Enviado por los barones de Outremer a pedir ayuda de Occidente, Josías, el arzobispo de Tiro, llegó a Palermo en el verano de 1187. Cuando le explicó al rey Guillermo II de Sicilia el verdadero alcance de la catástrofe, el rey se quitó sus finas vestiduras de seda, se puso una túnica de arpillera y se encerró en un retiro penitencial de cuatro días. El sucesor del papa Urbano, un anciano italiano –Alberto de Morra- que tomó el nombre de Gregorio VIII, sólo reinó durante los dos últimos meses de 1187, pero en ese tiempo hizo un elocuente llamamiento a una tregua de siete años entre los reyes beligerantes de Europa para que pudiesen emprender una nueva cruzada. Esa encíclica, Audita tremendi, era “un documento conmovedor y una obra maestra de retórica papal” y tuvo inmediata respuesta del rey Guillermo de Sicilia, quien despachó la flota de cincuenta galeras que alivió al principado de Antioquía.

Esas reacciones penitenciales, coherentes con la teología de las cruzadas sostenida por Bernardo de Clairvaux, se completaban ahora con una idea más caballeresca detrás del hecho de tomar la cruz. Es en ese momento cuando la palabra crucisignata se hace de uso común, y no entre los hombres de la Iglesia, sino entre príncipes y caballeros laicos.
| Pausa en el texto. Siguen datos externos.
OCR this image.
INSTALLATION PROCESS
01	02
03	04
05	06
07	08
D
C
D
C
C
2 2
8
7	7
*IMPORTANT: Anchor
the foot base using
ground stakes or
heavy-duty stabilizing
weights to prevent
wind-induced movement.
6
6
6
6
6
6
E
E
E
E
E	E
Los emblemas heráldicos, desconocidos en tiempos de la primera Cruzada, blasonaban escudos y estandartes; y había entonces en la mente de la nobleza europea la sensación de que la cruzada era la mayor prueba de coraje y de virtud: la justa suprema contra las fuerzas del mal, la prueba final del caballero. Así, Pedro de Blois, que había presenciado la penitencia de los prelados en la corte del papa Urbano III y había estado plenamente de acuerdo con los sentimientos penitenciales de la encíclica Audita tremendi del papa Gregorio VIII, escribió también en su Passio Reginaldi un relato de la vida y la muerte del pirata Reginaldo de Châtillon, que lo muestra no sólo como un mártir sino también como un santo.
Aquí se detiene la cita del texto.